The defect clustering of Ti²⁺, Ti⁴⁺, and H⁺ co-doped Ti₂O₃ through Eqs. 1 and 2 may be effective as soon as the oxolation by forming Ti–O–H linkage, typical in a hydrothermal process 51, caused considerable polymerization and various defect clusters in the crystals as observed by TEM. The hydrolysis and polymerization process to form specific Ti–O–H species is quite effective so that the sedimentation of the nanoparticles is much faster than Au nanoparticles via the same PLAL process 12. Aside from the detailed defect clustering scheme, the co-existence of Ti²⁺, Ti³⁺, Ti⁴⁺, and H⁺ ions and charge/volume-compensating defects in the present nonstoichiometric titanium oxides would account for the Raman shift of rutile Eg band in view of the Ti/O ratio dependence of Raman shift for nanophase TiO₂ rutile and anatase 52.

The formation of tubes/pipes in samples 3 and 4 versus NCA or closely packed manner in samples 1 and 2 can be attributed to different growth mechanisms. The former case is analogous to the Au clusters being assembled as lamellae and then rolled up as Au micro- and nano-tubes 12. To roll up a planar layer, it requires either caps as for carbon nanotubes with single or multiple walls 53 or intrinsic structural anisotropy as for clay minerals chrysotile 54. Only intrinsic structural anisotropy is considered here for the protonated microtubes. We suggest that the amorphous titania lamellae stabilized via oxolation in the PLAL process were water/air interface-mediated at the water level and bubbles to become asymmetric on the opposite sides, i.e. more H⁺ signified on the water side to exert a strain field for rolling up upon dwelling in water.

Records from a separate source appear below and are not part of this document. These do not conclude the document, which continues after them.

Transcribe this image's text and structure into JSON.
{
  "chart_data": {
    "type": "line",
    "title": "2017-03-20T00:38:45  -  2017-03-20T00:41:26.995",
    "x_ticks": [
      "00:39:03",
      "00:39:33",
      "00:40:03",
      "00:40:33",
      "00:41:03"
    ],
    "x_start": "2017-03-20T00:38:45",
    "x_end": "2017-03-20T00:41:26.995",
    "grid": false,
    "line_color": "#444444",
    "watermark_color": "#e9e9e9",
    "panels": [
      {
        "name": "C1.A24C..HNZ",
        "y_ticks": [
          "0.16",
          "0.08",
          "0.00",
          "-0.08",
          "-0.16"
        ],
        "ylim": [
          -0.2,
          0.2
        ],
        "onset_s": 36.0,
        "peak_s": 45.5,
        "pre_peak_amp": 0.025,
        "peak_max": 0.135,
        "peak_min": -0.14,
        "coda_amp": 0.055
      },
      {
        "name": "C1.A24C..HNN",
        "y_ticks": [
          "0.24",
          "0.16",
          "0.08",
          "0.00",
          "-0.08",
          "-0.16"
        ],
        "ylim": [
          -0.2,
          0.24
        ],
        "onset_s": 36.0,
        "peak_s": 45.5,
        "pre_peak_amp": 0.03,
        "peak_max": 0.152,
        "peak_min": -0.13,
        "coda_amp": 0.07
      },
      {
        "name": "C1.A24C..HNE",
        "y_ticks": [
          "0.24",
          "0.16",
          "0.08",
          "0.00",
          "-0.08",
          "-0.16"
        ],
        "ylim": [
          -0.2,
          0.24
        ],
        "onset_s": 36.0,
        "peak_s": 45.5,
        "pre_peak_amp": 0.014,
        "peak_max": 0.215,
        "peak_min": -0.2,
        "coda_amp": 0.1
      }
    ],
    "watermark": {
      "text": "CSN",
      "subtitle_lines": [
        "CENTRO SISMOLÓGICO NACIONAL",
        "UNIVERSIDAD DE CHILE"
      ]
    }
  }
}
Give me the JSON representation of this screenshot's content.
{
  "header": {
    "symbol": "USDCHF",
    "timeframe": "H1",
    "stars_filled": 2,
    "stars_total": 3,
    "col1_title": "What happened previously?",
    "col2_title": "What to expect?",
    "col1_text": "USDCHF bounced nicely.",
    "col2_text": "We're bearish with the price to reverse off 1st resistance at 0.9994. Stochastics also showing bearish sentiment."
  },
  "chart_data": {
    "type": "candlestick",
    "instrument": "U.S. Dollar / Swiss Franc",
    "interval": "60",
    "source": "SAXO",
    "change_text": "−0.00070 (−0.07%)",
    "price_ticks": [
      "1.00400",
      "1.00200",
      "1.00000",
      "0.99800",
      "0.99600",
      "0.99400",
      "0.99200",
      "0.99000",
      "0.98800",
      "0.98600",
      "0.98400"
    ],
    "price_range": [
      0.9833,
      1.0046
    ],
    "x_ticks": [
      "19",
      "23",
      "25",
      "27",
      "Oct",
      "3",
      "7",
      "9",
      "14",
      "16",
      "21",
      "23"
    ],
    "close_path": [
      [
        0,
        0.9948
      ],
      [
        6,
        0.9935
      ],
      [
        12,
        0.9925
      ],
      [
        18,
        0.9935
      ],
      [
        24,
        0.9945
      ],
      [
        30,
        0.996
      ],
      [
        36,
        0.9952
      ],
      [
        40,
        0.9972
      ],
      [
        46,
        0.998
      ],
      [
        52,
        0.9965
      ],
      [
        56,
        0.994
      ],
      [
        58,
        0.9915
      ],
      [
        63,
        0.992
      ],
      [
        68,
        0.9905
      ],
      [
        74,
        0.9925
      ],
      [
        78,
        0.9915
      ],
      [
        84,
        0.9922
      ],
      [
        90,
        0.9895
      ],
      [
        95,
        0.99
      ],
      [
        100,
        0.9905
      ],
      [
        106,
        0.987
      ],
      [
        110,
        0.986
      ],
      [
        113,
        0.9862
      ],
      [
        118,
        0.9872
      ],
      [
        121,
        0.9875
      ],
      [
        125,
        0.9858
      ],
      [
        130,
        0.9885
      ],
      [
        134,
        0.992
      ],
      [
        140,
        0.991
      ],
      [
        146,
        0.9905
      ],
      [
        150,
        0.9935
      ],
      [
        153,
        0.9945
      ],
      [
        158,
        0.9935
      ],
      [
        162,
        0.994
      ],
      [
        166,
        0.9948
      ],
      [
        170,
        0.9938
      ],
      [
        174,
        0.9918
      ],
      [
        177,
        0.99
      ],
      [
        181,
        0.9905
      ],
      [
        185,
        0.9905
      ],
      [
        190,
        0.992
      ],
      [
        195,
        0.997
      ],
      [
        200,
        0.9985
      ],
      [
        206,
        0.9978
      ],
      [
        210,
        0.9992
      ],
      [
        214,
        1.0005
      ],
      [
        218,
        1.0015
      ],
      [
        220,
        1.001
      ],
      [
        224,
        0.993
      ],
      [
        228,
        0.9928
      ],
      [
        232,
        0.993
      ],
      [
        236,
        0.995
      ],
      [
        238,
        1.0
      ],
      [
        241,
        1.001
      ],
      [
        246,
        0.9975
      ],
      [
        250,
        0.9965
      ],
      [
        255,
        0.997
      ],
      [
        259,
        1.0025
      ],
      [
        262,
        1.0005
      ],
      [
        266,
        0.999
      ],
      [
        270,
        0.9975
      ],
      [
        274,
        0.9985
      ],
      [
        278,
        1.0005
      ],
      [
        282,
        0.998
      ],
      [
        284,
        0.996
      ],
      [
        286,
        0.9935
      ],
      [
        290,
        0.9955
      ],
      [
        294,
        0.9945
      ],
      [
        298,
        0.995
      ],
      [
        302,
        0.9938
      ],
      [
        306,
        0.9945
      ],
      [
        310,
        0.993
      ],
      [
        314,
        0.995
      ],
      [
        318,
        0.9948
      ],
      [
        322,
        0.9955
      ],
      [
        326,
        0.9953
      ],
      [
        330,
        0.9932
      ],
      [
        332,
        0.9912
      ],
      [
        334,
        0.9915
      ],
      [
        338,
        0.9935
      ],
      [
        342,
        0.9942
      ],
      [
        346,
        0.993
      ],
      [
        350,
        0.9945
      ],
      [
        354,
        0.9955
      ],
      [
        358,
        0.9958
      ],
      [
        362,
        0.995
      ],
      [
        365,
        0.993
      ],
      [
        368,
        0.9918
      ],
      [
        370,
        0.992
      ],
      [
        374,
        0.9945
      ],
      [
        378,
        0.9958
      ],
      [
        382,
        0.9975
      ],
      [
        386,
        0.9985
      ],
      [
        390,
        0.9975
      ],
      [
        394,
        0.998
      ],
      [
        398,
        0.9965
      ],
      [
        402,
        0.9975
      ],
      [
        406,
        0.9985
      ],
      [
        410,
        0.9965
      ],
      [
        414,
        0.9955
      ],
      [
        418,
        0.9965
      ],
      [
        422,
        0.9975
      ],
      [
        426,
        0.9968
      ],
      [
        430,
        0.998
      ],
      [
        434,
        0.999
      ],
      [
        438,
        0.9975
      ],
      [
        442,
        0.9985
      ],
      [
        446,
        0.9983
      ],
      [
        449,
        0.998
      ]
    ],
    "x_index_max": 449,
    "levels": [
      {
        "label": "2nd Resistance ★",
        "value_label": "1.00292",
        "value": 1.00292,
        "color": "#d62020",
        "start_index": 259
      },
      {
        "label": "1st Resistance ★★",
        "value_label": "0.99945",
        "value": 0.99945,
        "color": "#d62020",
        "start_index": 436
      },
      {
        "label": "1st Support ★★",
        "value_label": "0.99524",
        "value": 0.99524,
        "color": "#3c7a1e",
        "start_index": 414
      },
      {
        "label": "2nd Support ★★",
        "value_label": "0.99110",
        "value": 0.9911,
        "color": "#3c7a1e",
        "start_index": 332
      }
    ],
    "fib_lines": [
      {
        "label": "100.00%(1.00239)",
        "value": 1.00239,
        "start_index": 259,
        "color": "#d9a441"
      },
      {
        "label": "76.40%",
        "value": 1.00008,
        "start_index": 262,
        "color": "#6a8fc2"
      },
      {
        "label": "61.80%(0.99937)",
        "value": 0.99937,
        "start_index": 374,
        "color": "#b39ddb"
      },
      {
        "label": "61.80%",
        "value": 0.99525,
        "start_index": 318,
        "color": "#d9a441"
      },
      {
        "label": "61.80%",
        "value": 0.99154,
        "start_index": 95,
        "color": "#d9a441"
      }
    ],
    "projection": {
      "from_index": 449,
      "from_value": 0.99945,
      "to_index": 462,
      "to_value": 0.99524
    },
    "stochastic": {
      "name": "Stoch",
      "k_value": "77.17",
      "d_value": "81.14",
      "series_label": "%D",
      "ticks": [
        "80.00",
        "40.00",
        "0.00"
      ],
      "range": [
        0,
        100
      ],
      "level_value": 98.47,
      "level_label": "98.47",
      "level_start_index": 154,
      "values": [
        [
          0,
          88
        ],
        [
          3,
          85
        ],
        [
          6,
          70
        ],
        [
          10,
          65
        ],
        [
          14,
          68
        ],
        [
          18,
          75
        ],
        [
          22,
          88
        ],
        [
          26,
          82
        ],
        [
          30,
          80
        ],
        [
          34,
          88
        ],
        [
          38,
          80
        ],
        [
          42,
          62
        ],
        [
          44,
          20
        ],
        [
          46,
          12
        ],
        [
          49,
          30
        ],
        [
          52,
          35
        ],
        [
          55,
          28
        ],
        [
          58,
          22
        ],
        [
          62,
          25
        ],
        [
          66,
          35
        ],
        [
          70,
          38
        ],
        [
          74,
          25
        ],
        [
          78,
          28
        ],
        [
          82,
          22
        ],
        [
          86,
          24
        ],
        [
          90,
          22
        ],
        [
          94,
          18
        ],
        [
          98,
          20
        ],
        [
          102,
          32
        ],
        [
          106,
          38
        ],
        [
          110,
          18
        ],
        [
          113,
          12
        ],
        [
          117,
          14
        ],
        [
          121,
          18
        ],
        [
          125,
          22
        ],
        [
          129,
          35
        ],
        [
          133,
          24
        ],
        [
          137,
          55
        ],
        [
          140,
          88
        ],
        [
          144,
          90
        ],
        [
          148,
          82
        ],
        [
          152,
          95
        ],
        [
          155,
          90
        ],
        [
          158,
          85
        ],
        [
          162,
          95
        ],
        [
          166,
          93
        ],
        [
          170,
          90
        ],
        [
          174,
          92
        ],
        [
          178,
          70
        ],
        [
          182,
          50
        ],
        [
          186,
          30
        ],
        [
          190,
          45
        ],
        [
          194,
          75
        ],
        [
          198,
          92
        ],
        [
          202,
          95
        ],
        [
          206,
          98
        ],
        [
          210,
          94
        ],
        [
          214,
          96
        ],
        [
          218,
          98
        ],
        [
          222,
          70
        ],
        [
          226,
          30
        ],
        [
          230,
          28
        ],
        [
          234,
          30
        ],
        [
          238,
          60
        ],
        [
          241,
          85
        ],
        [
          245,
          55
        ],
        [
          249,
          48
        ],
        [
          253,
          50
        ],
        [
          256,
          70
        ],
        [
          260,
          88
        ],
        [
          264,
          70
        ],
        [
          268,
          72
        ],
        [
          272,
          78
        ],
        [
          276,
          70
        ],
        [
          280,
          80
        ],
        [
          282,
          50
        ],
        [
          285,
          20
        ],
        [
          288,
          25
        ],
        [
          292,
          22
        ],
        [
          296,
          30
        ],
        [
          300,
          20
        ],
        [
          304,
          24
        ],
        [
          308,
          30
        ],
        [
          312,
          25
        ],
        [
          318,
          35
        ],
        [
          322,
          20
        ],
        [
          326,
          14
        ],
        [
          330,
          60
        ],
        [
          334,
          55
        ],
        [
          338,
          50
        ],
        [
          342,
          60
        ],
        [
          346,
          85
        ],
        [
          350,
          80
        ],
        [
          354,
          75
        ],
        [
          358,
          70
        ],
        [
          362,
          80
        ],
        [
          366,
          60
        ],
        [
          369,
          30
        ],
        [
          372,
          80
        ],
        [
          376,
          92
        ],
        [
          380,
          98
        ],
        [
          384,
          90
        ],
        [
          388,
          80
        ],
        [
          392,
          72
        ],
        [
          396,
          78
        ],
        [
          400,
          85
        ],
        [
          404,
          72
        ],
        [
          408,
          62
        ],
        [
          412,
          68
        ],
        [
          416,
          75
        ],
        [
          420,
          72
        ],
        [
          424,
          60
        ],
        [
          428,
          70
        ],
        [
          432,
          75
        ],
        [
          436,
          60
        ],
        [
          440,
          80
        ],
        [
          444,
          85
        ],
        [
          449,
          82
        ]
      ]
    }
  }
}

The H₂Ti₃O₇ nanotube with monoclinic structure (space group C2₁/m) based on ab initio calculations and TEM examinations has been synthesized by treating TiO₂ powders in concentrated NaOH in aqueous solution and then individual trititanate layers are peeled off from the plates and scroll up into nanotubes 6755. It was found that surface tension due to an asymmetry related to H deficiency in the surface layers of the plates is the principle driving force of the cleavage, and the dimension of the nanotubes is controlled by this surface tension together with interlayer coupling energy and Coulomb force 55. However, H₂Ti₃O₇ was not formed in samples 2 and 4 based on the combined XRD, FTIR, and Raman results. The reasons of forming protonated amorphous titanian microtubes with multiple lamellar wall rather than H₂Ti₃O₇ nanotube in the present PLAL process could be the following. First, the present samples were synthesized under water rather than high concentration of Na⁺ cations and strongly basic conditions for alkali-treated processes that are essential in the synthesis of the titanium hydrate nanotubes 6. Second, dynamic high pressure–temperature conditions and very rapid heating/cooling rate via the present PLAL process may favor amorphous lamellae rather than H₂Ti₃O₇ which typically has corrugated ribbons of edge-shared TiO₆ octahedrons via a thermal equilibrium synthesis route 7.